The nerve center of city life in the first half of the eighteenth century, the Palace was frequented by the most eminent personalities of the time; the Holy Angel of Acri, born Lucantonio FalconAnd (1669-1739), protector of the city and neighbor of the prince at the time (the Capuchin convent is a few dozen meters away), often went there to plead the causes of the latter first with Giuseppe and then with his son Luigi (1705-1772) .
Giuseppe Leopoldo Sanseverino (1676-1727), eleventh prince of Bisignano, chose the healthy air and lush nature of Acre to build an imposing residence, to which the popular saying attributed 365 rooms, one for each day of the year.
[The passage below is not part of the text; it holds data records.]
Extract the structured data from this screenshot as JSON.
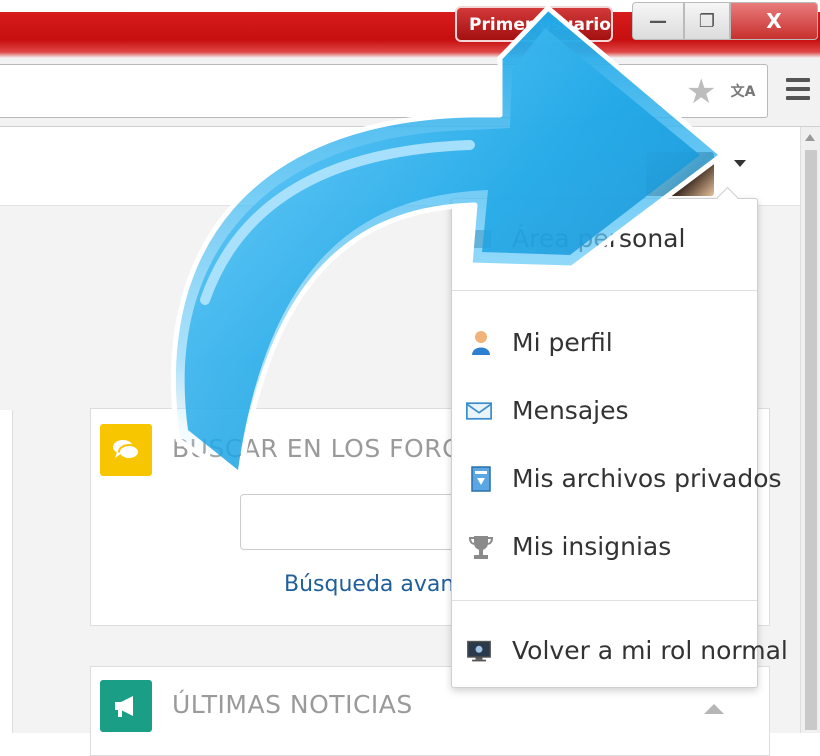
{
  "window": {
    "profile_button_label": "Primer usuario",
    "minimize_symbol": "—",
    "restore_symbol": "❐",
    "close_symbol": "X"
  },
  "toolbar": {
    "star_icon": "star-icon",
    "translate_icon": "translate-icon",
    "translate_glyph": "文A",
    "menu_icon": "menu-icon"
  },
  "user_menu": {
    "avatar": "avatar",
    "items": [
      {
        "label": "Área personal",
        "icon": "dashboard-icon"
      },
      {
        "label": "Mi perfil",
        "icon": "user-icon"
      },
      {
        "label": "Mensajes",
        "icon": "envelope-icon"
      },
      {
        "label": "Mis archivos privados",
        "icon": "file-icon"
      },
      {
        "label": "Mis insignias",
        "icon": "trophy-icon"
      },
      {
        "label": "Volver a mi rol normal",
        "icon": "monitor-icon"
      }
    ]
  },
  "blocks": {
    "search_forums": {
      "title": "BUSCAR EN LOS FOROS",
      "advanced_link": "Búsqueda avanzada",
      "input_value": ""
    },
    "latest_news": {
      "title": "ÚLTIMAS NOTICIAS"
    }
  },
  "colors": {
    "title_bar": "#c70f0f",
    "arrow": "#1ea7e6",
    "search_block_icon": "#f7c600",
    "news_block_icon": "#1a9e86",
    "link": "#1f5f9a"
  }
}
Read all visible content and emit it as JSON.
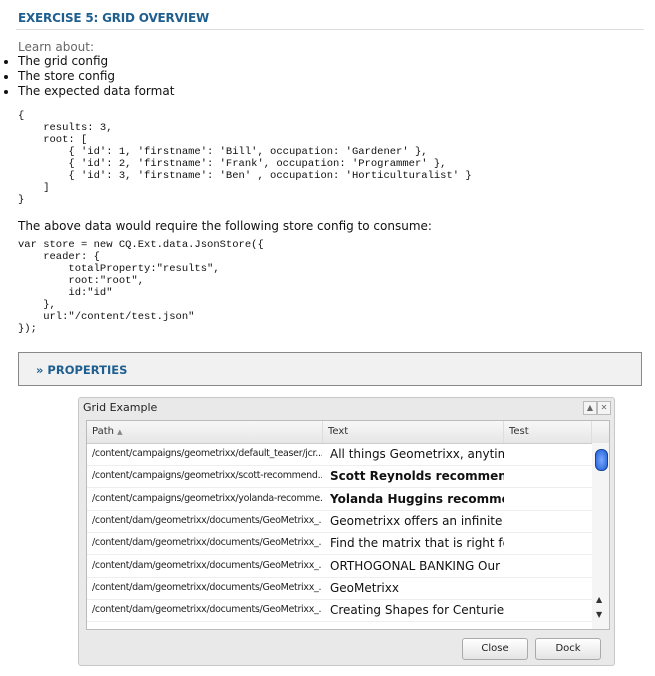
{
  "title": "EXERCISE 5: GRID OVERVIEW",
  "learn": "Learn about:",
  "bullets": [
    "The grid config",
    "The store config",
    "The expected data format"
  ],
  "code1": "{\n    results: 3,\n    root: [\n        { 'id': 1, 'firstname': 'Bill', occupation: 'Gardener' },\n        { 'id': 2, 'firstname': 'Frank', occupation: 'Programmer' },\n        { 'id': 3, 'firstname': 'Ben' , occupation: 'Horticulturalist' }\n    ]\n}",
  "para": "The above data would require the following store config to consume:",
  "code2": "var store = new CQ.Ext.data.JsonStore({\n    reader: {\n        totalProperty:\"results\",\n        root:\"root\",\n        id:\"id\"\n    },\n    url:\"/content/test.json\"\n});",
  "properties": "» PROPERTIES",
  "window": {
    "title": "Grid Example",
    "columns": [
      "Path",
      "Text",
      "Test"
    ],
    "rows": [
      {
        "path": "/content/campaigns/geometrixx/default_teaser/jcr...",
        "text": "All things Geometrixx, anytime",
        "bold": false
      },
      {
        "path": "/content/campaigns/geometrixx/scott-recommend...",
        "text": "Scott Reynolds recommends:",
        "bold": true
      },
      {
        "path": "/content/campaigns/geometrixx/yolanda-recomme...",
        "text": "Yolanda Huggins recommends",
        "bold": true
      },
      {
        "path": "/content/dam/geometrixx/documents/GeoMetrixx_...",
        "text": "Geometrixx offers an infinite v",
        "bold": false
      },
      {
        "path": "/content/dam/geometrixx/documents/GeoMetrixx_...",
        "text": "Find the matrix that is right for",
        "bold": false
      },
      {
        "path": "/content/dam/geometrixx/documents/GeoMetrixx_...",
        "text": "ORTHOGONAL BANKING Our o",
        "bold": false
      },
      {
        "path": "/content/dam/geometrixx/documents/GeoMetrixx_...",
        "text": "GeoMetrixx",
        "bold": false
      },
      {
        "path": "/content/dam/geometrixx/documents/GeoMetrixx_...",
        "text": "Creating Shapes for Centuries",
        "bold": false
      }
    ],
    "close": "Close",
    "dock": "Dock"
  }
}
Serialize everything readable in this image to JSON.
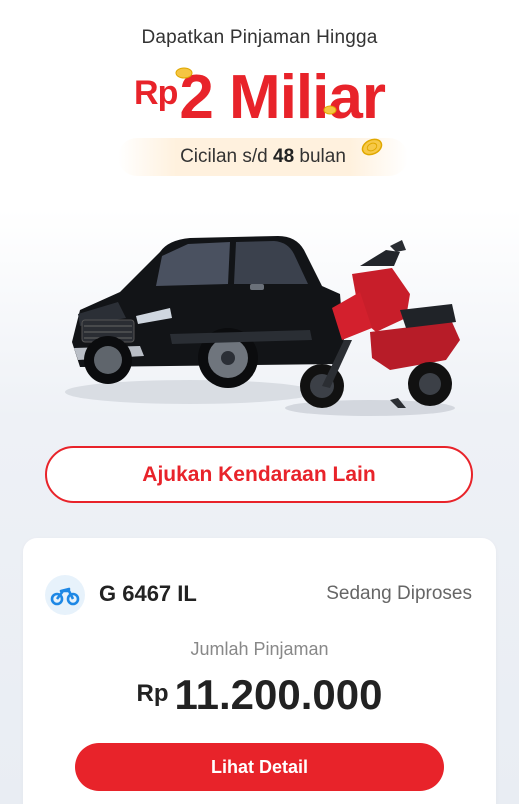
{
  "promo": {
    "subtitle": "Dapatkan Pinjaman Hingga",
    "currency": "Rp",
    "amount": "2 Miliar",
    "installment_prefix": "Cicilan s/d",
    "installment_months": "48",
    "installment_suffix": "bulan"
  },
  "apply_other_button": "Ajukan Kendaraan Lain",
  "loan_card": {
    "vehicle_icon": "motorcycle-icon",
    "plate": "G 6467 IL",
    "status": "Sedang Diproses",
    "amount_label": "Jumlah Pinjaman",
    "currency": "Rp",
    "amount": "11.200.000",
    "detail_button": "Lihat Detail"
  },
  "colors": {
    "accent": "#e8232a",
    "icon_bg": "#e7f2fb",
    "icon_fg": "#1e88e5"
  }
}
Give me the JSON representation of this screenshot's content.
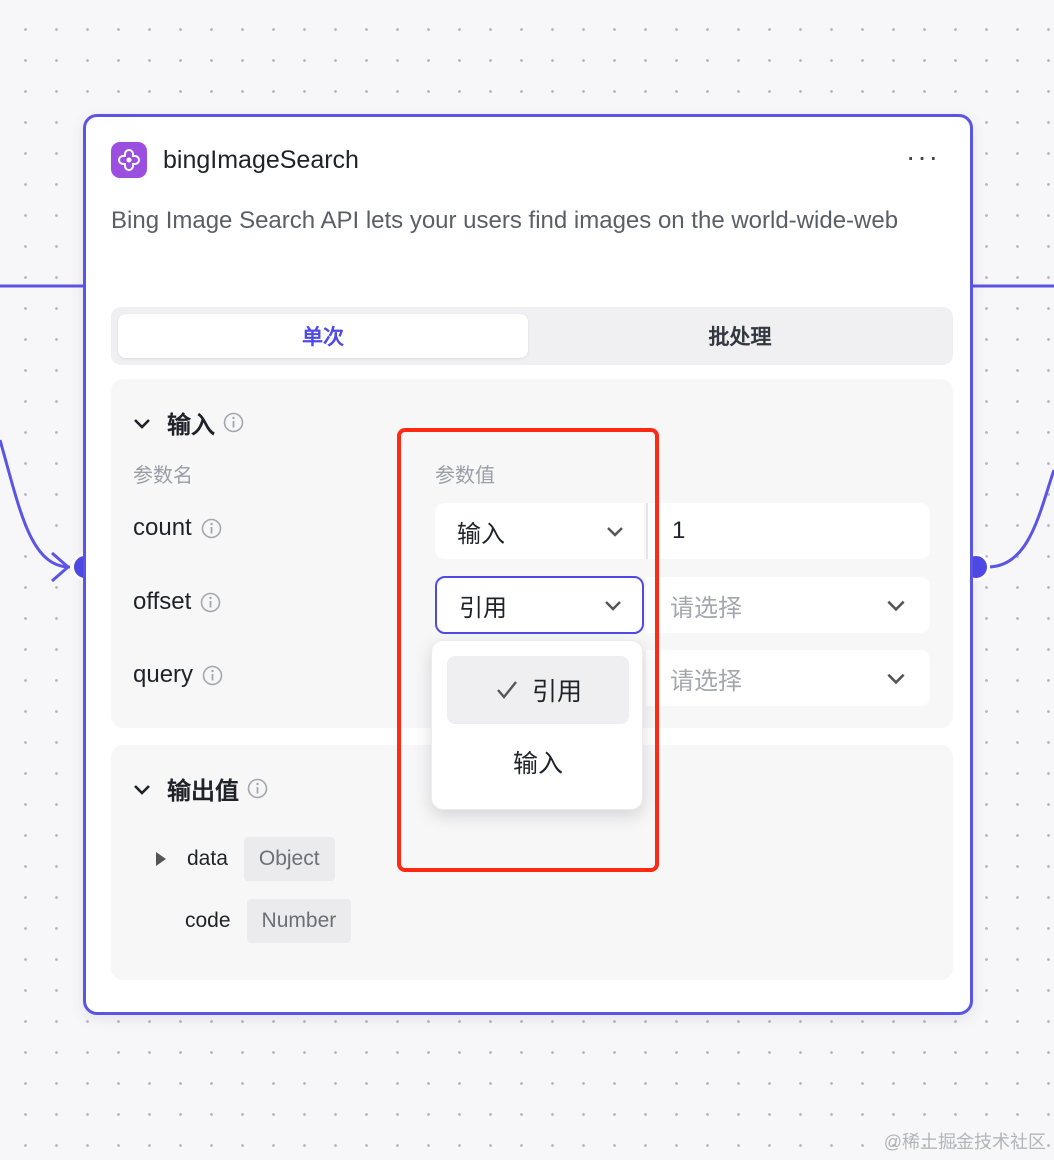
{
  "node": {
    "title": "bingImageSearch",
    "more_label": "···",
    "description": "Bing Image Search API lets your users find images on the world-wide-web"
  },
  "tabs": [
    {
      "label": "单次",
      "active": true
    },
    {
      "label": "批处理",
      "active": false
    }
  ],
  "input_section": {
    "title": "输入",
    "col_name": "参数名",
    "col_value": "参数值",
    "params": [
      {
        "name": "count",
        "mode": "输入",
        "value": "1"
      },
      {
        "name": "offset",
        "mode": "引用",
        "value": "请选择"
      },
      {
        "name": "query",
        "mode": "",
        "value": "请选择"
      }
    ]
  },
  "dropdown": {
    "options": [
      {
        "label": "引用",
        "selected": true
      },
      {
        "label": "输入",
        "selected": false
      }
    ]
  },
  "output_section": {
    "title": "输出值",
    "fields": [
      {
        "name": "data",
        "type": "Object",
        "expandable": true
      },
      {
        "name": "code",
        "type": "Number",
        "expandable": false
      }
    ]
  },
  "colors": {
    "accent": "#4f4ae6",
    "highlight": "#ff2a14",
    "app_icon": "#9b4fe0"
  },
  "watermark": "@稀土掘金技术社区"
}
Notable the halls on the main floor, frescoed by Donato Vitale between 1714 and 1718, the Council Hall and the mysterious Hall of Columns, whose entrance into the internal courtyard is adorned with two wall fountains and whose original destination is controversial.
Prince Louis, who settled in Acri on a permanent basis, was responsible for the construction of an enormous hunting reserve, whose walls, starting from the back of the building, climbed for kilometers across the Greek Sila until they touched the Ionian Sea in Rossano territory: an area that still maintains the popular toponym of "Hunting".
The halls on the main floor are noteworthy, with frescoes depicting the Rape of Proserpina and The Allegory of Time, which Donato Vitale built between 1714 and 1718, and the mysterious Sala delle Colonne on the ground floor, which overlooks the square-plan internal courtyard and occupies the entire east wing of the building. The enormous room is cut in half by a row of arches supported by eight stone columns in late sixteenth-century style and has forty-six niches on the longest walls whose original purpose is still controversial and would lead one to think of a pre-existing sacred building.
The meaning of the fresco on the ground floor, in what is currently the first room of the MACA Museum of Contemporary Art, is also mysterious, depicting strange clock-like dials that could refer to alchemical practices. Moreover, a regular visitor to the castle was the famous alchemist Raimondo di Sangro, prince of Sansevero and cousin of Luigi...
In the nineteenth century the family of the hero of Sapri settled in the palace, Giovan Battista Falcone, who spent his childhood within its walls.
Degraded and abandoned during the twentieth century, it was returned to citizens only in the 1980s, to undergo restoration work completed in 2000.
Today it is the Palace of Culture of Acri.
MACA
MACA, Museum of Contemporary Art, hosts the permanent exhibition dedicated to the artist of Acresian origins Silvio Vigliaturo and interesting exhibitions of art from all over the world, with a focus on contemporary Calabrian production.Museum of the Risorgimento
MACA, Museum of Contemporary Art, hosts the permanent exhibition dedicated to the artist of Acresian origins Silvio Vigliaturo and interesting exhibitions of art from all over the world, with a focus on contemporary Calabrian production.